Explore the top mutual funds to boost your 2017 investment portfolio. This guide highlights funds focused on broad market indices, healthcare, banking, consumer staples, and fixed income assets, aligned with economic trends and interest rate changes. Strategic diversification across these options can help investors navigate market volatility and optimize growth during a mature economic cycle.
As market fluctuations increase, investors should adopt careful strategies. Some funds may perform exceptionally well, while others may underperform. Below are several top mutual funds to include in your 2017 investment plan.
Vanguard 500 Index Fund: A well-rounded index fund with a low expense ratio of 0.16%, requiring a minimum of $3,000 to start.
Fidelity Nasdaq Composite Index Fund: Another broad-market index fund with a 0.29% expense ratio and a $2,500 initial investment. With mature economic conditions, technology growth stocks are expected to lead gains.
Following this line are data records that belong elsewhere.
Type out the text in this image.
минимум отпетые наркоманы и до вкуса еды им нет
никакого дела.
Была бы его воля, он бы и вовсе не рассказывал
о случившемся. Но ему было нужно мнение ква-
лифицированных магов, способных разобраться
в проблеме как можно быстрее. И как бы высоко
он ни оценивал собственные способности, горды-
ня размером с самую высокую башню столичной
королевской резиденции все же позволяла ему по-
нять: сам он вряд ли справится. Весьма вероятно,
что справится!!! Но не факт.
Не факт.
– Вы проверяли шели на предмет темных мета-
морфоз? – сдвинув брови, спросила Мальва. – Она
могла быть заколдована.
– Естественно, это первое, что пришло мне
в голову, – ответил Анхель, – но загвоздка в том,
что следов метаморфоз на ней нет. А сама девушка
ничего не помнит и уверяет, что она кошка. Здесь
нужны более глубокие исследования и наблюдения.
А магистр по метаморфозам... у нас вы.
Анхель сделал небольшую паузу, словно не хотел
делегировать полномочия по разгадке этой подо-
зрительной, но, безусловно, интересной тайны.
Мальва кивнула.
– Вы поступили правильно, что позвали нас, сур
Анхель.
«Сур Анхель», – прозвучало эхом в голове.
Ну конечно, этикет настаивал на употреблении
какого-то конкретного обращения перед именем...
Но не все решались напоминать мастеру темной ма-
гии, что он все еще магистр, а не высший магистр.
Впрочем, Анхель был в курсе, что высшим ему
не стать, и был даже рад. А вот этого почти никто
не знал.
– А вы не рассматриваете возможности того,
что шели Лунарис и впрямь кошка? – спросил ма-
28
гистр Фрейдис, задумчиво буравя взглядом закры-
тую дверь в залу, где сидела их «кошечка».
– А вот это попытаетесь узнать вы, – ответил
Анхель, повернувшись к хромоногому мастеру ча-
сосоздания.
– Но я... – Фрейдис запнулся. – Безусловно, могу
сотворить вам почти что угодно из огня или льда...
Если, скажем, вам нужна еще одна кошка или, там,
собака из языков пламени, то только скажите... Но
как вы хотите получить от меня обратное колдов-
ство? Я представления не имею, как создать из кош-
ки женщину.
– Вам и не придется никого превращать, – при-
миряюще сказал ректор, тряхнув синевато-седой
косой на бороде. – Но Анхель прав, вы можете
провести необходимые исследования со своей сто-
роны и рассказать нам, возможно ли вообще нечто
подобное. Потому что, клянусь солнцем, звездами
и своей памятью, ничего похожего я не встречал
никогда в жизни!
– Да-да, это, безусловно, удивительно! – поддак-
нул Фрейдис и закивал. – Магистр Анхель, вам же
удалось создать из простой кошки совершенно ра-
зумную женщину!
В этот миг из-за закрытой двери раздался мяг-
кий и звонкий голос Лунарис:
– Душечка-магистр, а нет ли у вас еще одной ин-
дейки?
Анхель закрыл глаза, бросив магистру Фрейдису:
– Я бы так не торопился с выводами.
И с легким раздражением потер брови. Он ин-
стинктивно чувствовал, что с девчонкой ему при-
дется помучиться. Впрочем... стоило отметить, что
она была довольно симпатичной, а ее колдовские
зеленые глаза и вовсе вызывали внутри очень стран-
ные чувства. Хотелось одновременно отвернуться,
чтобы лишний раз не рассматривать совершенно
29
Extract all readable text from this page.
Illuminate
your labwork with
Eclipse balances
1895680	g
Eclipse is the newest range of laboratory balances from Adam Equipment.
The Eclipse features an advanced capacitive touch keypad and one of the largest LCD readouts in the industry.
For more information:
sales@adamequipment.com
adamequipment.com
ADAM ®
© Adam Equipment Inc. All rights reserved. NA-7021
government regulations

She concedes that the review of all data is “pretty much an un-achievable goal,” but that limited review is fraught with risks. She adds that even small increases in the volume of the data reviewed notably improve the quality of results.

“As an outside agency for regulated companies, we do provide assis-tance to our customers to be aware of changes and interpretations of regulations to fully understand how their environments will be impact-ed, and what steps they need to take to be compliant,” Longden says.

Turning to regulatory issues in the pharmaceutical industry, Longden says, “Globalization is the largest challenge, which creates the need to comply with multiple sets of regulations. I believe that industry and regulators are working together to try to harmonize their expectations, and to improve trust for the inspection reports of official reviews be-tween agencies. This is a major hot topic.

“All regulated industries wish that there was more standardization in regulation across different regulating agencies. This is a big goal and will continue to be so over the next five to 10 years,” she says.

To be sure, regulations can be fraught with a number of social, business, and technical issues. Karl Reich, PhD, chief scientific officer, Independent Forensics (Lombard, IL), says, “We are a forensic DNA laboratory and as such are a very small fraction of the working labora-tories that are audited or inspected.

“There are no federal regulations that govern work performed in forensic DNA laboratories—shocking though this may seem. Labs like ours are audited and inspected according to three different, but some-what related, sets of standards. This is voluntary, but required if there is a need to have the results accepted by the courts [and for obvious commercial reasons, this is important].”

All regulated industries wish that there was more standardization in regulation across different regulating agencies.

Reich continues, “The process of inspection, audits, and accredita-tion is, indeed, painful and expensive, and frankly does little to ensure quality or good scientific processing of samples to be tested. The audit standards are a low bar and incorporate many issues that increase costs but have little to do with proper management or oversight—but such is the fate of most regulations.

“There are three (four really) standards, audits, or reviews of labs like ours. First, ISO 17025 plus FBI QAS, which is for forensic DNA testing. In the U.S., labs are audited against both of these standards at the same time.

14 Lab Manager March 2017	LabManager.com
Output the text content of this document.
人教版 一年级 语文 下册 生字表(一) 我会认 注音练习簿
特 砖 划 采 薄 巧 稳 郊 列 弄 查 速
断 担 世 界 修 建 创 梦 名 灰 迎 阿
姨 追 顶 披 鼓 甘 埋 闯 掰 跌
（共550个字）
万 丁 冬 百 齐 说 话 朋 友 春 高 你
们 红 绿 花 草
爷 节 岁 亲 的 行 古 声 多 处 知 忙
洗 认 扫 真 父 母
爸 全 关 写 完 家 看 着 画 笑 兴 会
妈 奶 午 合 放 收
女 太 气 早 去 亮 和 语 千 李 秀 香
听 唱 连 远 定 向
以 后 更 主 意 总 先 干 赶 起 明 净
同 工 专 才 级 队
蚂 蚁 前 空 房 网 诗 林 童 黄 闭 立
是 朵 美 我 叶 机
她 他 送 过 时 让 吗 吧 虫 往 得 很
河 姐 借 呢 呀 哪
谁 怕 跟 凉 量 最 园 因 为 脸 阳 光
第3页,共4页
Vanguard Healthcare Fund: Specializing in healthcare equities, this fund has a 0.36% expense ratio and a $3,000 minimum investment. Post-election, healthcare stocks have surged, making this a desirable choice. About 15% of its holdings are in biotech, with the rest in healthcare tech, equipment, and managed services.
Fidelity Select Banking Fund: With an expense ratio of 0.79% and a $2,500 minimum, this fund is positioned for growth. Financial stocks, especially in banking, have gained momentum following the election, with limited exposure to brokerage or insurance firms.
Fidelity Select Consumer Staples Fund: Investing within a specific sector offers diversification benefits. It requires a $2,500 minimum and has an expense ratio of 0.77%.
T.Rowe Price Floating Rate Fund: Unlike fixed-rate bonds, this fund's interest adjusts periodically based on LIBOR or Treasury yields. With rising interest rates anticipated, these bonds are attractive for capital appreciation.
Hussman Strategic Total Return: Primarily made up of fixed income assets, this fund provides a hedge against inflation and reduces market risk. The portfolio emphasizes cash, bonds, and minimal equities.
As the economy moves into a rising interest rate environment during a mature cycle, investing across these funds can help you grow your wealth effectively through diversification.